The perturbations of the conformation of human deoxyhemoglobin induced by the covalent attachment of glutathione at cysteine beta 93 have been investigated by computer simulation in conjunction with molecular graphics. In the first phase of the analysis, a systematic search was carried out of the conformational space of glutathione attached to deoxyhemoglobin. In this search, the conformation of the hemoglobin molecule was held constant, while the relative energies of a series of 186,624 glutathione conformations involving systematic variation of six dihedral angels were calculated. From this search, the most favorable conformation was selected as the starting conformation for energy minimization of the glutathionyl hemoglobin molecule as a function of all Cartesian coordinates.
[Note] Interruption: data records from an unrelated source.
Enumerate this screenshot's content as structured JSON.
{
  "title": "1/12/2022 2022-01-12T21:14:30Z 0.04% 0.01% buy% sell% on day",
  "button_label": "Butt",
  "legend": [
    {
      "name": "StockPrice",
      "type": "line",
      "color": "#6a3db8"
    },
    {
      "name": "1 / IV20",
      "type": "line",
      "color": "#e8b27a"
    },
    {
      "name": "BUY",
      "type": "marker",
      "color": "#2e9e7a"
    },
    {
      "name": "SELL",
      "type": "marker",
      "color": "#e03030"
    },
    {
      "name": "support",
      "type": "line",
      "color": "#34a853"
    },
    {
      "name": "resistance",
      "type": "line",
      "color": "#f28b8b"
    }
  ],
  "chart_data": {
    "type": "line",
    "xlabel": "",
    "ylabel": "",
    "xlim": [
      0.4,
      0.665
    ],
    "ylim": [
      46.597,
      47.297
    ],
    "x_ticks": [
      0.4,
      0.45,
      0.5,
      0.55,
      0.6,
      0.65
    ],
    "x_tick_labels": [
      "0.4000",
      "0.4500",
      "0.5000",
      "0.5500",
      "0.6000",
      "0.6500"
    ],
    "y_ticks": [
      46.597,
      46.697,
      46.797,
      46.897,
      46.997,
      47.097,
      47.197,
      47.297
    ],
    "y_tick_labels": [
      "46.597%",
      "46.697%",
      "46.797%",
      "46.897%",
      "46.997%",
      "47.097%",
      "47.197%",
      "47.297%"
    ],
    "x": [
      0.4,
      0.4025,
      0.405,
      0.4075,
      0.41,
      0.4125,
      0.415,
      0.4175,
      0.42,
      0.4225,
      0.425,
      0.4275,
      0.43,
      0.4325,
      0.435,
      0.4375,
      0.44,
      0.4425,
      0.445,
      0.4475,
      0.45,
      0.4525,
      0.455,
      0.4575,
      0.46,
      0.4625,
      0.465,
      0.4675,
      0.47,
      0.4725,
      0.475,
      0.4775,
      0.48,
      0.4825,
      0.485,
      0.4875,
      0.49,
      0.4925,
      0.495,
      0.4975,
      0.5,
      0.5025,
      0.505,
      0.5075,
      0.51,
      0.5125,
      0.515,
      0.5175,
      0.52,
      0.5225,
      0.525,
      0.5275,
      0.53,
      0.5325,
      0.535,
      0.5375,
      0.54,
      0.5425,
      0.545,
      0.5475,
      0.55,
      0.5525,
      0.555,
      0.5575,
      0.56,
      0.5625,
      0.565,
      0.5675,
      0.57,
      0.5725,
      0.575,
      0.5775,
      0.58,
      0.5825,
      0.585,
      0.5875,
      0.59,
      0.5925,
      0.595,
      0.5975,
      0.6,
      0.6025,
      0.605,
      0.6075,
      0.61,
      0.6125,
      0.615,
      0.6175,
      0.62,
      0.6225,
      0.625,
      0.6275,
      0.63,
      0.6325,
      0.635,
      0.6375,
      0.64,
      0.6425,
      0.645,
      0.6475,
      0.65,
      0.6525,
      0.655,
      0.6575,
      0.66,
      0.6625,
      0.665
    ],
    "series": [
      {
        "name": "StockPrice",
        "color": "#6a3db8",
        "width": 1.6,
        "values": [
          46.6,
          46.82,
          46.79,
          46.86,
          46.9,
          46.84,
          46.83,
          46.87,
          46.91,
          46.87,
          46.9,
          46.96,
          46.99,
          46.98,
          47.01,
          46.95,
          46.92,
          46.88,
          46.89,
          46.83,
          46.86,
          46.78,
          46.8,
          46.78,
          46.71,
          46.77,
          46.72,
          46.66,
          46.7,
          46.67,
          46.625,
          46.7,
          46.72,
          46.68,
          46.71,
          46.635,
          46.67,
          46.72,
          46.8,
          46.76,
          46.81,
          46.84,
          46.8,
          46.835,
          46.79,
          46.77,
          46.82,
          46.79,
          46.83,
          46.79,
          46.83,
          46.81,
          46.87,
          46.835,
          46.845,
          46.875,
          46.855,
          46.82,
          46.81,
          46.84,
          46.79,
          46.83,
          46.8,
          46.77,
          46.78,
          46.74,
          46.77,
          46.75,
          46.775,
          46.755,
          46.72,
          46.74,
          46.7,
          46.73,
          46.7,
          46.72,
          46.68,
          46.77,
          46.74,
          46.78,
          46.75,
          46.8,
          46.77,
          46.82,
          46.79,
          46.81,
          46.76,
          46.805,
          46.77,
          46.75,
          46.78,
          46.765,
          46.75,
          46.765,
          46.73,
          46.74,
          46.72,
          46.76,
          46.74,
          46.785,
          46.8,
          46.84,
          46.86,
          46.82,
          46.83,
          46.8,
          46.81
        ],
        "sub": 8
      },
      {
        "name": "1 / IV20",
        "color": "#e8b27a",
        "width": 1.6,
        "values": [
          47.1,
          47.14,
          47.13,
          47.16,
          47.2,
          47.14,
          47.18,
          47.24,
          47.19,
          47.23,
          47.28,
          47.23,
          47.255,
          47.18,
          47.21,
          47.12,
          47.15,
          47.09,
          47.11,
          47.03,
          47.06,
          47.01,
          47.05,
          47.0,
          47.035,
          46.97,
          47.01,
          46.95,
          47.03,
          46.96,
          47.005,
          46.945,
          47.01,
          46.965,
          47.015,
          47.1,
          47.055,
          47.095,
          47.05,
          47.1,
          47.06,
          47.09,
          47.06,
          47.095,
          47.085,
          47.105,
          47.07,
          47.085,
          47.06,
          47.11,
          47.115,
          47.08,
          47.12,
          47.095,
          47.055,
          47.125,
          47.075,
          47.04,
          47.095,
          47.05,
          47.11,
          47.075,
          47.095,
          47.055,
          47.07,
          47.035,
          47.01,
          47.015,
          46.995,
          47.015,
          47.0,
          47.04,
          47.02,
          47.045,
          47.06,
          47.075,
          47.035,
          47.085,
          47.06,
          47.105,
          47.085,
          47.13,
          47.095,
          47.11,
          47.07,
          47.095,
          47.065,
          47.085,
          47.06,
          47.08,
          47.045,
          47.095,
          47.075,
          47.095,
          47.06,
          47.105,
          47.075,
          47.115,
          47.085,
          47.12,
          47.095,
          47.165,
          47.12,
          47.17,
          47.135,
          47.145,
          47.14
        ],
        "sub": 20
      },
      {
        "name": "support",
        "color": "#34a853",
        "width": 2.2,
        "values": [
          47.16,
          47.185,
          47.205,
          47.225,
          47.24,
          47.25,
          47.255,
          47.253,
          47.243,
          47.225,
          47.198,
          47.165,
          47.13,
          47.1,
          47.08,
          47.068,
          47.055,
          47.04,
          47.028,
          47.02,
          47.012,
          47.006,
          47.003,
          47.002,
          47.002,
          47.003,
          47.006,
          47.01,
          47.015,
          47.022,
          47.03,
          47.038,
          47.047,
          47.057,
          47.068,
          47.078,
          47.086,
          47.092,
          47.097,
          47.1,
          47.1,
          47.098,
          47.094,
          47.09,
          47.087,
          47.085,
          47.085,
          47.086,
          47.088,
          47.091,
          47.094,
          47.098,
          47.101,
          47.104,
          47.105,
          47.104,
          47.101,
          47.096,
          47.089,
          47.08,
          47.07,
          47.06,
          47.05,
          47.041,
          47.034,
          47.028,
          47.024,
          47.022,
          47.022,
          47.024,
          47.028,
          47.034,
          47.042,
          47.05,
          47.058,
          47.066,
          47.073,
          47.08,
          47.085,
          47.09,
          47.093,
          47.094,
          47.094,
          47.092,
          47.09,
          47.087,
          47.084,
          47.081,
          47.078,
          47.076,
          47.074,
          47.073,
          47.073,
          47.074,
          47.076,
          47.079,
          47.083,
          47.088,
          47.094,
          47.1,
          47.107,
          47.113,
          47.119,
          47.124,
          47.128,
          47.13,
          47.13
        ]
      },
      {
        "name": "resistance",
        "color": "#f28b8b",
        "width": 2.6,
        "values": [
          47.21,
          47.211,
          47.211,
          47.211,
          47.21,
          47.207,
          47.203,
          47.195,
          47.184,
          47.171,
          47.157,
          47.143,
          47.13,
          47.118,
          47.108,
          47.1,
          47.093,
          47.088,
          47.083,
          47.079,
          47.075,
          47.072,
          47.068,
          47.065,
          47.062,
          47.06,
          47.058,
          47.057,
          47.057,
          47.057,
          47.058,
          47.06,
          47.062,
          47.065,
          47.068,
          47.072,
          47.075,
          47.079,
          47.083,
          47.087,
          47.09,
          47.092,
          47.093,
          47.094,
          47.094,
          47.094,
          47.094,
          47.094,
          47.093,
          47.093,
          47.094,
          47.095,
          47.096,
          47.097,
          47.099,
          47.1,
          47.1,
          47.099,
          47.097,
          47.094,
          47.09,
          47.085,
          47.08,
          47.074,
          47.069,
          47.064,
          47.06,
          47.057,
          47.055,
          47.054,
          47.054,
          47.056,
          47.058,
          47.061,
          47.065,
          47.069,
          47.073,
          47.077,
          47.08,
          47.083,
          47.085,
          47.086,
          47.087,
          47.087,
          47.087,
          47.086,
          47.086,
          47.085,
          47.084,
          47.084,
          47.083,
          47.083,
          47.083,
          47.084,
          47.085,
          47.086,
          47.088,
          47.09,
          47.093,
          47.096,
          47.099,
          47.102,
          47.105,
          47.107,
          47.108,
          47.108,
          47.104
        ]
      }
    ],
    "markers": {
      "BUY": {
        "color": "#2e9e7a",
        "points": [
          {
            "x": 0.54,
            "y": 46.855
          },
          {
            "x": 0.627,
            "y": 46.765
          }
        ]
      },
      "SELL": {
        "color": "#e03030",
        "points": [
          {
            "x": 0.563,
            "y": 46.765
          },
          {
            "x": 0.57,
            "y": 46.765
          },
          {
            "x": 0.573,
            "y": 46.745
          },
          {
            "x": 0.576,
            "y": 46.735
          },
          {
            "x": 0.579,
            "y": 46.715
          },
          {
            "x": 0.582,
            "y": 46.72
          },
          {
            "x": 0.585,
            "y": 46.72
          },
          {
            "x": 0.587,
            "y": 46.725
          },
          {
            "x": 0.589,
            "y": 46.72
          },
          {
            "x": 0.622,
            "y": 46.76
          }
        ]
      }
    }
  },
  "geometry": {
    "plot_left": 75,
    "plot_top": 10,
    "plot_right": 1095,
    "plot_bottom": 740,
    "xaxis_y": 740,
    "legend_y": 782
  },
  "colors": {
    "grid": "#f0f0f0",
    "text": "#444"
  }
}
In order to provide a reference state, an independent minimization by the same procedures was carried out for deoxyhemoglobin in the absence of glutathione. Comparison of the minimized structures with and without glutathione attached revealed a number of significant differences. The most conspicuous difference in the protein moiety concerned the salt bridge between aspartate beta 94 and histidine beta 146 which is destabilized upon minimization of the glutathionyl-hemoglobin complex due to interactions of the aspartate residue with the glycyl NH group of glutathione. Other observed differences in the minimized structures are located at the alpha 1-beta 2 interface and include displacement of the carboxyl group of aspartate beta 99. In the minimized complex, the glutathione portion assumes a quasi-cyclic conformation stabilized through interactions between the free (gamma-glutamyl) amino and (glycyl) carboxyl ends of the tripeptide and between this carboxyl end and the epsilon amino group of lysine alpha 40. In a parallel conformational study of glutathione alone, a similar structure was found as the lowest energy form. These quasi-cyclic conformations contrast with the extended structures reported by Wright (Wright, W.B. (1955) Acta Crystallogr. 11, 632-642) for crystals of glutathione where interactions between molecules play a major role. The conclusions of our analysis are in agreement with the experimental investigations reported in the two preceding papers and permit, moreover, a coherent interpretation of the observed functional and structural changes in deoxyhemoglobin induced by glutathione.